Dann kauf dir wie gesagt einen Drehpoti oder eine Fan Mate 2.

mfg, Shibi


----------



## Dr.Bishop (8. Januar 2009)

Der Arctic Cooling Freezer 7 pro ist halt ein relativ lauter Cpu Kühler, hatte ihn auch schon verbaut und sofort wieder rausgeworfen, was ich dir ans Herz legen kann 

Alpenföhn CPU-Kühler Groß Clockner Blue Edition - AMD/Intel


----------



## Shibi (8. Januar 2009)

Kostet deutlich mehr als der Mugen und ist vor allem mit langsam drehenden Lüftern schlechter.

mfg, Shibi


----------



## Fabian (8. Januar 2009)

den freezer kann man super per speedfan runterregeln,per pwm
aber auf die temp achten


----------



## Gutewicht (8. Januar 2009)

Fighter3 schrieb:


> möchte schon...aber mein board unterstützt das übertakten nicht, außerdem habe ich bereits gesagt dass ich die Lüfter weder unter Windows noch im BIOS runterregeln kann.



dann kauf dir eine lüftersteurung oder ein drehpoti. wurde aber jetzt schon mehrmals gesagt.

ich würde dir echt empfehlen ein neues gehäuse + leise 120mm lüfter (z.b. noisblocker xl1) zu kaufen. 

wenn man den lüfter des freezers nämlich runterregelt, ist der echt nicht mehr laut. gerade bei deiner cpu, kannste den ordentlich drosseln. und dann sind andere komponenten wie hdd oder graka mindestens genau so laut


----------



## Fighter3 (9. Januar 2009)

Gut, danke für eure Hilfe!
Ich werde mir jetzt demnächst eine Lüftersteuerung kaufen und wenn dann wieder ein bisschen Geld da ist kommt ein neues Case und dann natürlich die dazugehörigen Lüfter...
Als Schüler habe ich nicht viel Geld, deswegen wollte ich gleich nochmal fragen welches Gehäuse ich mir dann kaufen soll, das rebel9 wurde ja schon genannt, ist das in dem bereich das beste?

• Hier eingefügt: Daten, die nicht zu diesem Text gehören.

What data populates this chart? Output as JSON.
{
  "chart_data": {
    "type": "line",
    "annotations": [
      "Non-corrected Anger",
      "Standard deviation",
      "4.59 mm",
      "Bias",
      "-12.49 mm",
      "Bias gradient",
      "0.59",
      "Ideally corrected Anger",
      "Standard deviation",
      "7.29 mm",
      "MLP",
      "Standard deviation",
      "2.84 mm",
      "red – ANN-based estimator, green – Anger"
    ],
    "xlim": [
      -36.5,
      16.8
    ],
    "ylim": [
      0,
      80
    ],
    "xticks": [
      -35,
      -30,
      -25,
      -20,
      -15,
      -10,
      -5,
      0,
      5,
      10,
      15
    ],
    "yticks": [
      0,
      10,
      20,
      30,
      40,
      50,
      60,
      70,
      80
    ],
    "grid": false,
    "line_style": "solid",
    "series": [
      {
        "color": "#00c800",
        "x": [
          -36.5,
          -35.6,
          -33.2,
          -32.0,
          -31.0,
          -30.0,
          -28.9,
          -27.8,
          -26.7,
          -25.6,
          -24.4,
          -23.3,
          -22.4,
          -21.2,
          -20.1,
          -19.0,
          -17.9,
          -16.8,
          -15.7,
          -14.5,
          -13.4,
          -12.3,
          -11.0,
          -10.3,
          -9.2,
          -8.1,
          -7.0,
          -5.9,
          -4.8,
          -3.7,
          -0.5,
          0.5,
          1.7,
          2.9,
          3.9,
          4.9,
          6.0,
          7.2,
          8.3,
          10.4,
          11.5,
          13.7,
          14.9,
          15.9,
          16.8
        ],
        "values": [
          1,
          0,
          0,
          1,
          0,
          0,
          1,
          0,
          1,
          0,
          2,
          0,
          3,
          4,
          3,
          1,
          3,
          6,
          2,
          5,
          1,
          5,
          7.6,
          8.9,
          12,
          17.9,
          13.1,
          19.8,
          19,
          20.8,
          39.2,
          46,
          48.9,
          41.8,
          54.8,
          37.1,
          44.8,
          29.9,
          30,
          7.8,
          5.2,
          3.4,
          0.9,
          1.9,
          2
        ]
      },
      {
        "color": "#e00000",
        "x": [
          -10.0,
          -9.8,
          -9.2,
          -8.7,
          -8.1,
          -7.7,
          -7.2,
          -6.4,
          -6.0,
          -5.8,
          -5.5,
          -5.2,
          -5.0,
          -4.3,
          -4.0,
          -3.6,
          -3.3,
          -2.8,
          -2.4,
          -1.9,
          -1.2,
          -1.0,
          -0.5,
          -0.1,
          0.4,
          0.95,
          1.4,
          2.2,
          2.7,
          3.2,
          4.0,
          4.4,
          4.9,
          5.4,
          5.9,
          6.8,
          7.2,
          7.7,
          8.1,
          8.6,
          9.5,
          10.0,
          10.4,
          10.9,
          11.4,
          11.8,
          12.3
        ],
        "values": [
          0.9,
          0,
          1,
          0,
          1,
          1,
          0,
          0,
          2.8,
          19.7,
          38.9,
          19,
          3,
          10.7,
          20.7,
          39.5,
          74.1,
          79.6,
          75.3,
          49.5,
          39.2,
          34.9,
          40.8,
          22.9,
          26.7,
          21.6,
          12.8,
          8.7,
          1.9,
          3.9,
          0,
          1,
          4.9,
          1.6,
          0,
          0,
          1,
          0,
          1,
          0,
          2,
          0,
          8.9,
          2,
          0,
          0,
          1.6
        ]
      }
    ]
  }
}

Als Gehäuselüfter dann Noiseblocker XL1 , als Lüftersteuerung dann entweder FanMate2 oder von conrad eine hauseigene Steuerung für 3 Lüfter (13€)


----------



## Shibi (9. Januar 2009)

In dem Preisbereich ist es auf alle Fälle am besten, wobei man für 40€ natürlich kein High-End Gehäuse erwarten darf. Einen Merklichen Qualitätssprung gibt es erst wieder ab ca. 100€.

mfg, Shibi


----------



## Gutewicht (9. Januar 2009)

bei der steurung musst du nur darauf achten, dass die steurung die lüfter per spannung und nicht über pwm drosselt.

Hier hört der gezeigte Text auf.